Attualmente, non esiste una categoria nosografica univocamente riconosciuta come “dipendenza da chirurgia estetica” ed essa viene generalmente considerata come un sintomo del disturbo di dismorfismo corporeo.
Come osserva Mark Griffiths, psicologo e direttore dell’International Gaming Research Unit ed esperto di dipendenze comportamentali, “la dipendenza da chirurgia plastica può suonare come una barzelletta, ma in realtà è un problema serio di cui sempre più persone soffrono al giorno d’oggi” e strutture come la OCD-BDD Clinic della California del Nord o il Westwood Institute for Anxiety Disorders sono attive nella ricerca e nel trattamento di questo specifico disturbo.

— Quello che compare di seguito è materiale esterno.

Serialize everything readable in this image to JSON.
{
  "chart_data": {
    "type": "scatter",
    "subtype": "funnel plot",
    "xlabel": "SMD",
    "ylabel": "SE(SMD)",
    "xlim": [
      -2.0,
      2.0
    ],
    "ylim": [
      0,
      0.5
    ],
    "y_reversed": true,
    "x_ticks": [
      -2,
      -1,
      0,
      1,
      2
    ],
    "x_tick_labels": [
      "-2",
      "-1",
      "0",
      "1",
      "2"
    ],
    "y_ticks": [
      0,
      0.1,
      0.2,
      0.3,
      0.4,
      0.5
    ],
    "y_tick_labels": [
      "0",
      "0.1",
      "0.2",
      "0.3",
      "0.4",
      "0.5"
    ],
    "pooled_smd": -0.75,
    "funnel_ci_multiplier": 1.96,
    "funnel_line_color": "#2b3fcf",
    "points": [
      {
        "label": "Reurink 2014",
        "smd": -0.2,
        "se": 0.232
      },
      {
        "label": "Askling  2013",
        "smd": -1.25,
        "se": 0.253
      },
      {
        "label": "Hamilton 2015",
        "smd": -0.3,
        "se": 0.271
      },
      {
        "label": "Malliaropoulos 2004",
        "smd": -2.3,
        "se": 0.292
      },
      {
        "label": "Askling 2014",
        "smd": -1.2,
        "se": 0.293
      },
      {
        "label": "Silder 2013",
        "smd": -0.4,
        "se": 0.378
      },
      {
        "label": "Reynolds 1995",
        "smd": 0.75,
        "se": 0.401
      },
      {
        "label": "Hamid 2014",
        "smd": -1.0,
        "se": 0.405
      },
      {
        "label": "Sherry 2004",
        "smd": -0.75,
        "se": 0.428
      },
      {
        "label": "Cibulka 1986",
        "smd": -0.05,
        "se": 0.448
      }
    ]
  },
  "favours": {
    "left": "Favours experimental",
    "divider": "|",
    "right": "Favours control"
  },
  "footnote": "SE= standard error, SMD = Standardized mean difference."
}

La specificità della dipendenza da chirurgia estetica sta nel continuo ricorso ad interventi di chirurgia estetica non giustificati da condizioni mediche disfiguranti.
La soddisfazione per il proprio aspetto e l’incremento dell’autostima successive all’intervento sono temporanee o assenti e la preoccupazione e l’insoddisfazione per il proprio aspetto esteriore possono ritornare ad investire la parte già operata o spostarsi su un’altra zona del corpo.
Al riemergere di queste emozioni negative, la Persona ricorre nuovamente alla chirurgia e il ciclo continua fino alle conseguenze più estreme.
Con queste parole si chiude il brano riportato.